Project Status

title
DMK ReadMe

This is a simplified, automated build tool for data projects.

The idea behind dmk is to support build files that are easy to read and write, and to support automating a build system for data artifacts. make, scons, and fac all provided inspiration for dmk.

Project Status

dmk does everything that I need it to do, and it is still my go-to project for testing out CI/CD ideas. I'm planning on keeping it around for quite a while because it's fun and it interests me. However, if you are here because you need a tool like this, I think you'll be better served by taking a look at tasks:

It's an active project with multiple contributors and sponsors
It now has pretty much all the features I wanted for dmk
It has some that I think are great (like an internal shell interpreter for Windows)

So go give them some love :)

Who should use this?

This is a tool for data flows and simple projects. Often these projects involve one-time steps for getting the data used for analysis. Often the user manually places that data in the directory after downloading it from Amazon S3 or a research server or whatever. Scripts or programs run in a pipeline fashion: handling cleaning, transformation, analysis, model building, figure production, presentation building, etc.

Pipelines like this are often written Python or R, partially automated with shell scripts, and then tied together with a Makefile (or a SConstruct file if you're an scons fan).

Protip: if you're looking for a command to handle building reports from .tex files (including handling metapost and biblatex), look into rubber.

What is this NOT for?

This is not mean to replace a real automated build tool for a software project. As a general rule:

If you're building Go software, use the Go tools (and optionally make)
If you're building Java/Scala use sbt, gradle, mvn, ant, etc
If you're building .NET, erm, I'm not sure
There are great tools like scons that understand how to build lots of artifacts (including LaTeX docs)
If you're not sure, at least understand why you wouldn't use make

For instance, this project (written in Go) is actually built with make + the standard Go tools.

Using

When running dmk, you may specify -h on the command line for information on command line parameters. Specify -v for "verbose" mode to get output you may want for debugging or understanding what is going on.

For each command in a pipeline, you need to supply:

A name
The actual command to run (in the shell)
The inputs required
The outputs generated

This list is not exhaustive; see below for everything you can specify for a build step.

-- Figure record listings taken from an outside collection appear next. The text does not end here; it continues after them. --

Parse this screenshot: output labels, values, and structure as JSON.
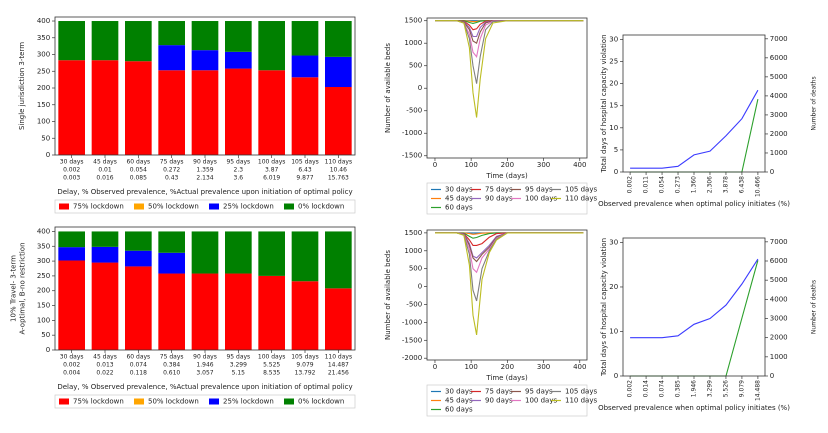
{
  "chart_data": [
    {
      "type": "bar",
      "stacked": true,
      "ylabel": [
        "Single jurisdiction 3-term"
      ],
      "xlabel": "Delay, % Observed prevalence, %Actual prevalence upon initiation of optimal policy",
      "categories": [
        [
          "30 days",
          "0.002",
          "0.003"
        ],
        [
          "45 days",
          "0.01",
          "0.016"
        ],
        [
          "60 days",
          "0.054",
          "0.085"
        ],
        [
          "75 days",
          "0.272",
          "0.43"
        ],
        [
          "90 days",
          "1.359",
          "2.134"
        ],
        [
          "95 days",
          "2.3",
          "3.6"
        ],
        [
          "100 days",
          "3.87",
          "6.019"
        ],
        [
          "105 days",
          "6.43",
          "9.877"
        ],
        [
          "110 days",
          "10.46",
          "15.763"
        ]
      ],
      "series": [
        {
          "name": "75% lockdown",
          "color": "#ff0000",
          "values": [
            283,
            283,
            280,
            253,
            253,
            258,
            253,
            232,
            203
          ]
        },
        {
          "name": "50% lockdown",
          "color": "#ffa500",
          "values": [
            0,
            0,
            0,
            0,
            0,
            0,
            0,
            0,
            0
          ]
        },
        {
          "name": "25% lockdown",
          "color": "#0000ff",
          "values": [
            0,
            0,
            0,
            75,
            60,
            50,
            0,
            65,
            90
          ]
        },
        {
          "name": "0% lockdown",
          "color": "#008000",
          "values": [
            117,
            117,
            120,
            72,
            87,
            92,
            147,
            103,
            107
          ]
        }
      ],
      "ylim": [
        0,
        412
      ],
      "yticks": [
        0,
        50,
        100,
        150,
        200,
        250,
        300,
        350,
        400
      ]
    },
    {
      "type": "bar",
      "stacked": true,
      "ylabel": [
        "10% Travel- 3-term",
        "A-optimal, B-no restriction"
      ],
      "xlabel": "Delay, % Observed prevalence, %Actual prevalence upon initiation of optimal policy",
      "categories": [
        [
          "30 days",
          "0.002",
          "0.004"
        ],
        [
          "45 days",
          "0.013",
          "0.022"
        ],
        [
          "60 days",
          "0.074",
          "0.118"
        ],
        [
          "75 days",
          "0.384",
          "0.610"
        ],
        [
          "90 days",
          "1.946",
          "3.057"
        ],
        [
          "95 days",
          "3.299",
          "5.15"
        ],
        [
          "100 days",
          "5.525",
          "8.535"
        ],
        [
          "105 days",
          "9.079",
          "13.792"
        ],
        [
          "110 days",
          "14.487",
          "21.456"
        ]
      ],
      "series": [
        {
          "name": "75% lockdown",
          "color": "#ff0000",
          "values": [
            302,
            295,
            282,
            258,
            258,
            258,
            250,
            232,
            208
          ]
        },
        {
          "name": "50% lockdown",
          "color": "#ffa500",
          "values": [
            0,
            0,
            0,
            0,
            0,
            0,
            0,
            0,
            0
          ]
        },
        {
          "name": "25% lockdown",
          "color": "#0000ff",
          "values": [
            45,
            53,
            53,
            70,
            0,
            0,
            0,
            0,
            0
          ]
        },
        {
          "name": "0% lockdown",
          "color": "#008000",
          "values": [
            53,
            52,
            65,
            72,
            142,
            142,
            150,
            168,
            192
          ]
        }
      ],
      "ylim": [
        0,
        415
      ],
      "yticks": [
        0,
        50,
        100,
        150,
        200,
        250,
        300,
        350,
        400
      ]
    },
    {
      "type": "line",
      "ylabel": "Number of available beds",
      "xlabel": "Time (days)",
      "legend_ncol": 4,
      "x": [
        0,
        60,
        80,
        95,
        105,
        115,
        125,
        140,
        160,
        200,
        300,
        410
      ],
      "series": [
        {
          "name": "30 days",
          "color": "#1f77b4",
          "values": [
            1500,
            1500,
            1500,
            1500,
            1500,
            1500,
            1500,
            1500,
            1500,
            1500,
            1500,
            1500
          ]
        },
        {
          "name": "45 days",
          "color": "#ff7f0e",
          "values": [
            1500,
            1500,
            1500,
            1490,
            1480,
            1485,
            1495,
            1500,
            1500,
            1500,
            1500,
            1500
          ]
        },
        {
          "name": "60 days",
          "color": "#2ca02c",
          "values": [
            1500,
            1500,
            1500,
            1460,
            1440,
            1460,
            1490,
            1500,
            1500,
            1500,
            1500,
            1500
          ]
        },
        {
          "name": "75 days",
          "color": "#d62728",
          "values": [
            1500,
            1500,
            1490,
            1400,
            1300,
            1320,
            1420,
            1490,
            1500,
            1500,
            1500,
            1500
          ]
        },
        {
          "name": "90 days",
          "color": "#9467bd",
          "values": [
            1500,
            1500,
            1480,
            1350,
            1150,
            1150,
            1350,
            1470,
            1500,
            1500,
            1500,
            1500
          ]
        },
        {
          "name": "95 days",
          "color": "#8c564b",
          "values": [
            1500,
            1500,
            1470,
            1300,
            1050,
            1000,
            1250,
            1450,
            1500,
            1500,
            1500,
            1500
          ]
        },
        {
          "name": "100 days",
          "color": "#e377c2",
          "values": [
            1500,
            1500,
            1450,
            1200,
            800,
            700,
            1100,
            1400,
            1490,
            1500,
            1500,
            1500
          ]
        },
        {
          "name": "105 days",
          "color": "#7f7f7f",
          "values": [
            1500,
            1500,
            1450,
            1100,
            500,
            100,
            700,
            1300,
            1480,
            1500,
            1500,
            1500
          ]
        },
        {
          "name": "110 days",
          "color": "#bcbd22",
          "values": [
            1500,
            1500,
            1450,
            900,
            -100,
            -650,
            200,
            1100,
            1450,
            1500,
            1500,
            1500
          ]
        }
      ],
      "xlim": [
        -22,
        420
      ],
      "xticks": [
        0,
        100,
        200,
        300,
        400
      ],
      "ylim": [
        -1550,
        1560
      ],
      "yticks": [
        -1500,
        -1000,
        -500,
        0,
        500,
        1000,
        1500
      ]
    },
    {
      "type": "line",
      "ylabel": "Number of available beds",
      "xlabel": "Time (days)",
      "legend_ncol": 4,
      "x": [
        0,
        60,
        80,
        95,
        105,
        115,
        130,
        150,
        170,
        200,
        300,
        410
      ],
      "series": [
        {
          "name": "30 days",
          "color": "#1f77b4",
          "values": [
            1500,
            1500,
            1500,
            1500,
            1500,
            1500,
            1500,
            1500,
            1500,
            1500,
            1500,
            1500
          ]
        },
        {
          "name": "45 days",
          "color": "#ff7f0e",
          "values": [
            1500,
            1500,
            1500,
            1480,
            1460,
            1470,
            1490,
            1500,
            1500,
            1500,
            1500,
            1500
          ]
        },
        {
          "name": "60 days",
          "color": "#2ca02c",
          "values": [
            1500,
            1500,
            1490,
            1400,
            1350,
            1370,
            1430,
            1480,
            1500,
            1500,
            1500,
            1500
          ]
        },
        {
          "name": "75 days",
          "color": "#d62728",
          "values": [
            1500,
            1500,
            1480,
            1300,
            1150,
            1150,
            1200,
            1380,
            1480,
            1500,
            1500,
            1500
          ]
        },
        {
          "name": "90 days",
          "color": "#9467bd",
          "values": [
            1500,
            1500,
            1470,
            1200,
            850,
            800,
            950,
            1150,
            1400,
            1500,
            1500,
            1500
          ]
        },
        {
          "name": "95 days",
          "color": "#8c564b",
          "values": [
            1500,
            1500,
            1460,
            1150,
            800,
            700,
            900,
            1100,
            1380,
            1500,
            1500,
            1500
          ]
        },
        {
          "name": "100 days",
          "color": "#e377c2",
          "values": [
            1500,
            1500,
            1450,
            1050,
            500,
            400,
            800,
            1050,
            1350,
            1500,
            1500,
            1500
          ]
        },
        {
          "name": "105 days",
          "color": "#7f7f7f",
          "values": [
            1500,
            1500,
            1440,
            900,
            -100,
            -400,
            500,
            1000,
            1330,
            1500,
            1500,
            1500
          ]
        },
        {
          "name": "110 days",
          "color": "#bcbd22",
          "values": [
            1500,
            1500,
            1430,
            600,
            -800,
            -1350,
            200,
            950,
            1300,
            1500,
            1500,
            1500
          ]
        }
      ],
      "xlim": [
        -22,
        420
      ],
      "xticks": [
        0,
        100,
        200,
        300,
        400
      ],
      "ylim": [
        -2050,
        1580
      ],
      "yticks": [
        -2000,
        -1500,
        -1000,
        -500,
        0,
        500,
        1000,
        1500
      ]
    },
    {
      "type": "line",
      "ylabel": "Total days of hospital capacity violation",
      "y2label": "Number of deaths",
      "xlabel": "Observed prevalence when optimal policy initiates (%)",
      "categories": [
        "0.002",
        "0.011",
        "0.054",
        "0.273",
        "1.360",
        "2.306",
        "3.878",
        "6.438",
        "10.466"
      ],
      "series": [
        {
          "name": "Total days of hospital capacity violation",
          "color": "#2ca02c",
          "values": [
            0,
            0,
            0,
            0,
            0,
            0,
            0,
            0,
            16.5
          ]
        },
        {
          "name": "Number of deaths",
          "color": "#3b3bff",
          "axis": "y2",
          "values": [
            200,
            200,
            200,
            300,
            900,
            1100,
            1900,
            2800,
            4300
          ]
        }
      ],
      "ylim": [
        0,
        31
      ],
      "yticks": [
        0,
        5,
        10,
        15,
        20,
        25,
        30
      ],
      "y2lim": [
        0,
        7200
      ],
      "y2ticks": [
        0,
        1000,
        2000,
        3000,
        4000,
        5000,
        6000,
        7000
      ]
    },
    {
      "type": "line",
      "ylabel": "Total days of hospital capacity violation",
      "y2label": "Number of deaths",
      "xlabel": "Observed prevalence when optimal policy initiates (%)",
      "categories": [
        "0.002",
        "0.014",
        "0.074",
        "0.385",
        "1.946",
        "3.299",
        "5.526",
        "9.079",
        "14.488"
      ],
      "series": [
        {
          "name": "Total days of hospital capacity violation",
          "color": "#2ca02c",
          "values": [
            0,
            0,
            0,
            0,
            0,
            0,
            0,
            13,
            26
          ]
        },
        {
          "name": "Number of deaths",
          "color": "#3b3bff",
          "axis": "y2",
          "values": [
            2000,
            2000,
            2000,
            2100,
            2700,
            3000,
            3700,
            4800,
            6100
          ]
        }
      ],
      "ylim": [
        0,
        31
      ],
      "yticks": [
        0,
        10,
        20,
        30
      ],
      "y2lim": [
        0,
        7200
      ],
      "y2ticks": [
        0,
        1000,
        2000,
        3000,
        4000,
        5000,
        6000,
        7000
      ]
    }
  ]
}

The file is generally named Pipeline or pipeline.yaml. If you do not specify a pipeline file with the -f command line parameter, dmk looks for the following names in the current directory (in order):

Pipeline
Pipeline.yaml
pipeline
pipeline.yaml
.Pipeline.yaml
.pipeline.yaml

You may also supply a custom name with the -f command line flag. If the pipeline file is in a different directory, dmk will change to that directory before parsing the config file. Note that the bash tab completion logic will show you step names, but it isn't smart enough to know that you've specified -f on the command line.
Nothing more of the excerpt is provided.